Una situazione difficile che richiede interventi urgenti
Oggi, tuttavia, la situazione dell’impianto sportivo Naiadi Pescara appare critica sia per le Associazioni Sportive Dilettantistiche che lo utilizzano sia per l’utenza privata. La struttura necessita di una ristrutturazione importante per tornare all’antico splendore. Prendersi cura di questo tempio dello sport è doveroso, ma anche indispensabile per il futuro della comunità. Nel tempo, migliaia di giovani hanno trovato in quelle acque la passione per lo sport, trasformandola in percorsi agonistici fino a raggiungere traguardi olimpionici.
Una proposta concreta per il rilancio del complesso sportivo
Restituire vigore alle Naiadi richiede coraggio e una visione condivisa. L’attuale contesto sociale spinge la politica a concentrarsi su bisogni primari, ma lo sport resta un pilastro di crescita collettiva. Per questo, la proposta già avanzata in Commissione Sport al Comune di Pescara mira a creare una sinergia tra più soggetti competenti.
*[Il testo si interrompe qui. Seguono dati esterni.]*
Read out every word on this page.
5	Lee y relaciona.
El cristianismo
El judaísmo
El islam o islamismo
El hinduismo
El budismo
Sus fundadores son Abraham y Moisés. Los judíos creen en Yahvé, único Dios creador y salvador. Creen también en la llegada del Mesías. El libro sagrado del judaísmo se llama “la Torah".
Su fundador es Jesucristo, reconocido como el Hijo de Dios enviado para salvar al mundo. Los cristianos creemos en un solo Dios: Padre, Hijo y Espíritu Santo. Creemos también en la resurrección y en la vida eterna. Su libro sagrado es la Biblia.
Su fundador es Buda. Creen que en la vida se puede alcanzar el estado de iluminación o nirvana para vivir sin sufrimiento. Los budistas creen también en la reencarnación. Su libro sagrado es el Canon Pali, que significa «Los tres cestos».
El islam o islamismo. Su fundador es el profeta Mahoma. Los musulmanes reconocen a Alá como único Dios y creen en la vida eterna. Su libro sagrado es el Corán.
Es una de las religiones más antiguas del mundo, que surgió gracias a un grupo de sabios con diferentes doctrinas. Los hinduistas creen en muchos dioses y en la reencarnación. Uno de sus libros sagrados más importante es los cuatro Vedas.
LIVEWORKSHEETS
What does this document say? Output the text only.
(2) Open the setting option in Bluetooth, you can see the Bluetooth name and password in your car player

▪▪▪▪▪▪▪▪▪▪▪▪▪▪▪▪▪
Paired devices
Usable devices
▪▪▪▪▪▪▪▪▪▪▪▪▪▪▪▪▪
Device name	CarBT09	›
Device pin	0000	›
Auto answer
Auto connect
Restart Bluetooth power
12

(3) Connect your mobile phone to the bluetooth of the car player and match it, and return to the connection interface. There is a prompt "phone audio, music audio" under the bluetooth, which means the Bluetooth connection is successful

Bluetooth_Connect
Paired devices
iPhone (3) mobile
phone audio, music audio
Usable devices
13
Oltre alla Regione Abruzzo, proprietaria della struttura, la gestione dovrebbe coinvolgere il Comune di Pescara, la Camera di Commercio, l’Università, le federazioni sportive e altri enti di settore. Solo attraverso questa collaborazione sarà possibile restituire dignità all’impianto sportivo Naiadi, permettendogli di tornare a essere un motore di benessere e orgoglio per tutta la regione.